From this chart above we can see that most frequently occuring are the smallest flats

From chart above we can see that prices are highest for niski blok type of building, and the mean value is almost like median value.

Using facets

From chart above we can see that prices are highest in Biskupin District what for me was unexpected.

Descriptive statistics #1

Summary tables with ‘kable’

Ok, now we will finally summarize basic central tendency measures for prices by building types using kable packages.
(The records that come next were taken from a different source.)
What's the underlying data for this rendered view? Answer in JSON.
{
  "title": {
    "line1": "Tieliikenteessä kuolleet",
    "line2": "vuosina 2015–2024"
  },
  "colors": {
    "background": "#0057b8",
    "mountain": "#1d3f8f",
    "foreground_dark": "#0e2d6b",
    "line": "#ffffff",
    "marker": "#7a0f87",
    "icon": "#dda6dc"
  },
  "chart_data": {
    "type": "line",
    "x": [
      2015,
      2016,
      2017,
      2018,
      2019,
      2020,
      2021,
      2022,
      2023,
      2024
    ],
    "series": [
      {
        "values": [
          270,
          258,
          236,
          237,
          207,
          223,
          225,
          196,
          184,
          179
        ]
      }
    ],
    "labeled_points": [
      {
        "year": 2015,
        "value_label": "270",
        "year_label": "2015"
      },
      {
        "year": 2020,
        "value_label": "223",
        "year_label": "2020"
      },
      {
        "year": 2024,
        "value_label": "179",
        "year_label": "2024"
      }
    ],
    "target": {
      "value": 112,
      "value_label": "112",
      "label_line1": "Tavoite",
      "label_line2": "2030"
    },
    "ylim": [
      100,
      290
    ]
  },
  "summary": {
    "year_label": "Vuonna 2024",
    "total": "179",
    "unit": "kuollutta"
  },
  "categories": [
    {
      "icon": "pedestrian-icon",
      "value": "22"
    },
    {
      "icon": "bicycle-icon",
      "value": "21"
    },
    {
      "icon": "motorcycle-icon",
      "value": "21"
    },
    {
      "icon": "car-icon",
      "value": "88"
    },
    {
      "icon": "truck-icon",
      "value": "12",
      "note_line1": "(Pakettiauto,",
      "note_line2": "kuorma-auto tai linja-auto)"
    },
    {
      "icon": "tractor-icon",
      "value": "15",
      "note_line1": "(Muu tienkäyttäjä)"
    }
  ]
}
Summary statistics table about mieszkania data frame
kamienica niski blok wiezowiec
Prices in PLN
min 415834 496390 359769
max 1230848 1277691 1090444
mean (sd) 770,333 \(\pm\) 184,388 815,577 \(\pm\) 176,390 705,729 \(\pm\) 182,503
median (Q1, Q3) 800,693 (647,756, 896,186) 807,895 (692,926, 939,853) 678,704 (555,798, 870,753)
skewness 0 0.22 0.21
kurtosis -0.61 -0.45 -0.97
Flat sizes
min 17 17.4 17.4
max 87.5 87.7 85.7
mean (sd) 48.37 \(\pm\) 20.92 49.13 \(\pm\) 18.99 42.02 \(\pm\) 19.82
median (Q1, Q3) 46.20 (32.40, 62.50) 49.60 (37.40, 61.30) 41.85 (21.35, 54.83)
skewness 0.13 0.15 0.36
kurtosis -1.09 -0.7 -1.03
Rooms number
Less than 3 28 (45.90%) 27 (42.86%) 39 (51.32%)
More than 2 33 (54.10%) 36 (57.14%) 37 (48.68%)

From the Prices in PLN part we can see that in general the lowest prices of flats are in wiezowce type of buildings. Interesting is that skewness of kamienica price distribution is perfectly symmetric, and that kurtosi of all three categories are platycurtic, it means that flat prices are very varied.

From the Flat sizes we can read that minimal area of flat is claustrophobic, it is hard to imagen that someone is willing to buy such flat. Second thought is that flat sizes in wiezowce are positively skewed. It means that most frequently occuring type of flat sizes are below median. So despite the fact that range of three categories concerning sizes are almost the same distribution is much different what can we see from median distribution.

Finally from rooms number part of table we can see that only in wiezowce most flats have less than 3 rooms.